Step 5: Advanced Prognosis (Internal Solution) : A Yen for Righteousness (version 2)
Says the Joe-in-me, “You’ve got to be kidding.” Says the God of Good Friday, “I’m not.” So what happens when the tellers of that God’s Gospel–to them “the arm of the LORD has been revealed”–keep repeating “what we have heard” (53:1)? Well maybe, just maybe, the Joe-in-me starts thinking again. Maybe it dawns on him that he too has an eternal stake in an unsightly Christ who sticks to that ugly cross of his. Maybe it hits Joe that with this Righteous One in the picture, things with him are perfectly right in the only court of opinion (judgment too) that finally matters. Might Joe at that point recall his earlier prayer? He had begged, remember, for some “real righteousness” (Step 2). So now it hits him, how real righteousness is the very thing that God’s servant Christ has handed him–no, not the tail-kicking kind he had lusted for, but a new version altogether. The old versopm banishes the transgressor and finally kills him. The new one makes him alive and brings him home. It puts the Righteous One in the exalted position of “divid the spoil with the strong” (53:12), the strong being every Joe and every Jane who has tumbled into “all-rightness” simply by trusting that Christ has made them so. You want a righteousness that satisfies? This is it, the Real Deal.

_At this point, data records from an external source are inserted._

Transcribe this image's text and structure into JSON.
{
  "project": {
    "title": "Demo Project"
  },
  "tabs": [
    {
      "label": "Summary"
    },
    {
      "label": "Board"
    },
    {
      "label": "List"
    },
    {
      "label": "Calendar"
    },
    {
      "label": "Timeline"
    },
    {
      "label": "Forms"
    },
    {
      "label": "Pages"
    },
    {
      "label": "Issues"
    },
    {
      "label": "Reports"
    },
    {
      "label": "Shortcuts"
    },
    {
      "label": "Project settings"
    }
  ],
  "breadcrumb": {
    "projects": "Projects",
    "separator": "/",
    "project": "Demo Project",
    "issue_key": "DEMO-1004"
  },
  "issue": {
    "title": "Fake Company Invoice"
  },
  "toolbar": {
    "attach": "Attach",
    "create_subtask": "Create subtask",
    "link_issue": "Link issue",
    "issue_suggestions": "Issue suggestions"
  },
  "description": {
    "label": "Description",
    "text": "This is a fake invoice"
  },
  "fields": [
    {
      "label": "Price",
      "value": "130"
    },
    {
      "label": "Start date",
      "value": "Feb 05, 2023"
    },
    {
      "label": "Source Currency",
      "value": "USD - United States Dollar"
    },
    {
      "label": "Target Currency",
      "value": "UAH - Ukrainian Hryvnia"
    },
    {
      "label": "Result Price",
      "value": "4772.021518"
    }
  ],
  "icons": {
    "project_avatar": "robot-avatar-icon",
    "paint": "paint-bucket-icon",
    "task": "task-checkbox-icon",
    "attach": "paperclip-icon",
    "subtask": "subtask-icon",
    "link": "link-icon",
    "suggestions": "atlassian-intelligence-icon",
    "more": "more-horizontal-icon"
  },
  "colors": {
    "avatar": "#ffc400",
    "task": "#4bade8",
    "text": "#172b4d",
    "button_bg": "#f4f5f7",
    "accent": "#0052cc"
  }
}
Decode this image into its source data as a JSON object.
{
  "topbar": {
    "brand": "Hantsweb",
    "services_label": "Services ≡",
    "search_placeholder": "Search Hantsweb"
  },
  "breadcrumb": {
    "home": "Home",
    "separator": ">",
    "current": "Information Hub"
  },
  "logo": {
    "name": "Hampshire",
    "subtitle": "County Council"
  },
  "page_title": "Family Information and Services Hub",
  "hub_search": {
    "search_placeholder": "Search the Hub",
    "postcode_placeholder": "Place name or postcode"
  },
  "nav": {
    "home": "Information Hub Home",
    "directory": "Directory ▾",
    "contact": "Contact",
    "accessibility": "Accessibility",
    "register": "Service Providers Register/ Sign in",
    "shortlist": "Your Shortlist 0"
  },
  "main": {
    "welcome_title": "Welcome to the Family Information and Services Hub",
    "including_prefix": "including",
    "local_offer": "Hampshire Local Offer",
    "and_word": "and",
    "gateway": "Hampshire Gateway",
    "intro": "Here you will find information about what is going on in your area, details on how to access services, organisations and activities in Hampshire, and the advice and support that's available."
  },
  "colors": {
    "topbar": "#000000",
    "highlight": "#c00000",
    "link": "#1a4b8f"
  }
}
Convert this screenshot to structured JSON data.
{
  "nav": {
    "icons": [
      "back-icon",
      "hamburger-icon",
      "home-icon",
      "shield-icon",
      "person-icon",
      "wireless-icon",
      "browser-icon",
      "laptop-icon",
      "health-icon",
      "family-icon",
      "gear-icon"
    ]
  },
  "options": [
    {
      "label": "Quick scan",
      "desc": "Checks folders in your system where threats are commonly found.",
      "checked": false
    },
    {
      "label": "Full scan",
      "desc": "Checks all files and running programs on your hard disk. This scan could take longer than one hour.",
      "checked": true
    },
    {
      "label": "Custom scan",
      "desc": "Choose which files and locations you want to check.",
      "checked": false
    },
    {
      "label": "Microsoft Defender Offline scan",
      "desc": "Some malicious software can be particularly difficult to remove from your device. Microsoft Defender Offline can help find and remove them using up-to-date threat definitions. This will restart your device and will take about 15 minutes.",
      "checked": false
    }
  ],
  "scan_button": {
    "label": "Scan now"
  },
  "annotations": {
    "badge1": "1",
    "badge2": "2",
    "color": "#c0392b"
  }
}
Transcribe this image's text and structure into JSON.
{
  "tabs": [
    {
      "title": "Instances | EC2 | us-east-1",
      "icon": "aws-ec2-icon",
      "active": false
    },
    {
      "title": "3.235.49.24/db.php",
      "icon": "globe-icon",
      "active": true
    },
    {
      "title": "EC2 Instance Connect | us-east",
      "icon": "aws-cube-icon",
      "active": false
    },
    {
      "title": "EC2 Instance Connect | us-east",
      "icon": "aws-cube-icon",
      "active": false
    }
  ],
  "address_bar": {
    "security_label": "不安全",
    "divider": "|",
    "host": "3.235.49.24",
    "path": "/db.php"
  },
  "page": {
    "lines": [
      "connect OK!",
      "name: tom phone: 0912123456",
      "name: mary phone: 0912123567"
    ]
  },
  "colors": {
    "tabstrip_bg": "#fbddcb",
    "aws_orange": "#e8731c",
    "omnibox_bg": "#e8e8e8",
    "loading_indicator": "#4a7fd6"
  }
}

Step 6: Final Prognosis (External Solution) : The Mocked
And if all this, as it finally sinks in, puts Joe in a church pew this coming Good Friday for some time of quiet thanks and adoration, great. All the better–better by far–when Joe goes public with his Christ’s humiliation; when, that is, Joe wears that humiliation as his own even as Christ wears Joe’s sins as his own. This means that Joe’s days of baying for a transgressor’s blood are behind him. It means that he starts (or continues) to suffer indignities foisted on him with a patience that strikes others as weak and foolish, to the point of provoking their derision (53:3). It means refusing to bleat when someone does him wrong (53:7). It means demonstrating his own unwavering loyalty to God’s other sinners, and at the cost, perhaps, of being falsely branded as an enabler of sin. Incidentally, it also means recalling with awe that governor’s wife and the image she presented last week. Dare we suggest that we caught in her a glimpse of that other Sufferer? Or of the sufferer that each of us is called and formed in Christ to be for the sake of every wayward, arrogant, and oh-so-stupid sinner, man, woman, or child?